The command runs at each minute. See here for a more detailed explanation.

note

There are pre-defined values such as @hourly, @daily, @weekly... see man 5 crontab.

As cron commands occur at precise clock times, it is often necessary to introduce a random-offset. This ensures that a thousand Agents do not overwhelm an endpoint by polling it at the same time:

input:
exec:
command: date
# Each minute: 16:00:00, 16:01:00, ...
interval: 1m
# Run at: 16:00:05, 16:01:05, ...
random-offset: 5s

Notice that cron scheduling allows for immediate: true. This adjusts it to an immediate start regardless of the schedule.

Windowing

Windowing is a useful feature for querying a resource that needs a specified time window.

input:
exec:
command: 'echo ${start_time_secs} ${end_time_secs}'
cron: '*/5 * * * * *'
#interval: 5s
window:
size: 60s

The end_time is "now", which is expressed as a Unix timestamp. The start_time is "now minus 60s".

window also has offset that can be used in cases where you need to wait for the data to settle, such as when Elasticsearch is ingesting real-time data. This will shift the start_time and end_time interval back by the offset (same seconds unit as interval and size). start_time and end_time occur before the offset.

If setting interval or cron and window (window: with any options), then size must be set. If setting interval or cron and window (window: with no options), then size is automatically set.

In addition to windowing intervals, the scheduler (either cron or interval), supports start-time. This allows the windowing to start at a specified time — which must be in the following format: 2019-07-10 18:45:00.000 +02:00. start-time requires highwatermark-file, which enables us to track the last successful window time and resume from the last point.

This means that if a Pipe using highwatermark-file is stopped and restarted, the scheduler will "catch up" and run backfills for any intervals that were missing. offset is ignored with start-time until the backfill is completed with "now" time being the current time, then offset is applied once again.

warn

start-time:

  • in the future results in an error
  • and highwatermark-file are mutually inclusive, else error
  • results in offset being ignored with backfills
  • is ignored if highwatermark-file contains a timestamp
note

interval and cron are mutually exclusive, both require size when window is set with any options

Scheduling Variables

Special variables are available, including those that support custom time formats, e.g., ${start_time_fmt %F %T} will give a local date-time such as 2019-09-28 15:36:02. The start_* and end_* refer to the current window.

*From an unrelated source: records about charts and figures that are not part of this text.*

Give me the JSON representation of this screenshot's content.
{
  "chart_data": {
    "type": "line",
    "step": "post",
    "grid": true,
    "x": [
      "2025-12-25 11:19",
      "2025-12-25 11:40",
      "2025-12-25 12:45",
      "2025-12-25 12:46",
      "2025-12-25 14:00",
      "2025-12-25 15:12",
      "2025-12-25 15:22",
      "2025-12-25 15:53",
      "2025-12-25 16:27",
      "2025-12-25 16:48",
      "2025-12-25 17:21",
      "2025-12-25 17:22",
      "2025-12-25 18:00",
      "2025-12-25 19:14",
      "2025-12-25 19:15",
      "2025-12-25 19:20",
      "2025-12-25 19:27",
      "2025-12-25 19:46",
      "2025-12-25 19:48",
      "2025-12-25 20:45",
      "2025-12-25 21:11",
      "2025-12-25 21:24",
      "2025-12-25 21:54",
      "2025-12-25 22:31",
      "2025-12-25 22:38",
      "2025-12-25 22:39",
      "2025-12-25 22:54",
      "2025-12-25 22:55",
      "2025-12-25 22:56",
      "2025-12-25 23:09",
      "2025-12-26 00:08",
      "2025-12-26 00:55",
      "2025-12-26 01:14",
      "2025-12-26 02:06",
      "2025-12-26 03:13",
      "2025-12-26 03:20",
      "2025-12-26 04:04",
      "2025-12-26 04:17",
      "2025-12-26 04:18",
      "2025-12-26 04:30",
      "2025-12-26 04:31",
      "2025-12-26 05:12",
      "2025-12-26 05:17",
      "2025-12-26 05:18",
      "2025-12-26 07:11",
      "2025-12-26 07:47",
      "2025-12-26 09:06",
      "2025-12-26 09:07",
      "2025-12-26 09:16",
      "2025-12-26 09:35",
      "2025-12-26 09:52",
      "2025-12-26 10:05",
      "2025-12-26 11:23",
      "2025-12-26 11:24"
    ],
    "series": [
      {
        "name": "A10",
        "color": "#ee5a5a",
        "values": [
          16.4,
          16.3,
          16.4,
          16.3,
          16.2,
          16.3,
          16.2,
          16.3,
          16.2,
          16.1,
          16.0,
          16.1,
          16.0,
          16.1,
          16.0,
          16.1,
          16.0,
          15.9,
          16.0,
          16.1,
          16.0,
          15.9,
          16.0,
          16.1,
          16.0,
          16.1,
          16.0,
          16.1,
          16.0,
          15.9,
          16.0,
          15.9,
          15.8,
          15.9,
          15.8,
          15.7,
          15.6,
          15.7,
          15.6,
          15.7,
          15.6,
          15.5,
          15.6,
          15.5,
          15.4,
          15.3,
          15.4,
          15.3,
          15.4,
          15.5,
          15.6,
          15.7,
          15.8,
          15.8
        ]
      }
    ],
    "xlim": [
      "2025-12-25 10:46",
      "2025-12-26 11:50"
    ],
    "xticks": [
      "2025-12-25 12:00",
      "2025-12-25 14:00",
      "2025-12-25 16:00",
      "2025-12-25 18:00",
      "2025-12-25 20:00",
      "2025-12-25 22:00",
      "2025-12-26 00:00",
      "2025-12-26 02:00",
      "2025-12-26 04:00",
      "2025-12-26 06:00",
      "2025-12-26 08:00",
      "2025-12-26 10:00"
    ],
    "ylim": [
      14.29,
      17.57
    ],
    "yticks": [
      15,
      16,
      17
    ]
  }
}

  • now_time_secs: current time in seconds since epoch
  • now_time_msecs: current time in milliseconds since epoch
  • now_time_iso: current time in "%Y-%m-%dT%H:%M:%SZ" format
  • start_time_secs: start time in seconds since epoch
  • start_time_msecs: start time in milliseconds since epoch
  • start_time_iso: start time in "%Y-%m-%dT%H:%M:%SZ" format
  • end_time_secs: end time in seconds since epoch
  • end_time_msecs: end time in seconds since epoch
  • end_time_iso: end time in "%Y-%m-%dT%H:%M:%SZ" format
  • now_time_fmt <fmt>: e.g., ${now_time_fmt %F %T}
  • start_time_fmt <fmt>: e.g., ${start_time_fmt %Y-%m-%dT%H:%M:%SZ}
  • end_time_fmt <fmt>: e.g., ${end_time_fmt %s}

This example shows these special fields in use. We need start_time and end_time in a particular format for a complex VoIP statistics endpoint:

context:
address: http://XXXX:4444
parms:
- filter.application=rtp
- filter.custom_filter=ip=X.X.X.X
- info.aggregate_level=precise
- pager.nb_elements=10000
- sorter.order_column=capture_begin
- sorter.order_dir=sort_asc
- filter.capture_begin='${start_time_fmt %F%%20%T}'
- filter.capture_end='${end_time_fmt %F%%20%T}'
path: /nevrax/network/conv_voip_details.html/voip_table_descriptor/table.csv
password: XXX:XXX
filter: "sed -e 's/-;/0;/g'|sed -e 's/;user/ and user/g'|sed -e 's/\"//g'"

input:
exec:
command: "curl -k -u {{password}} '{{address}}{{path}}?{{parms '&'}}' | {{filter}}"
interval: 10s
window:
size: 10s
offset: 2s
...

This illustrates how Context fields can make complicated commands clearer. Also note how the query parameters are constructed by joining the parms array with a '&'.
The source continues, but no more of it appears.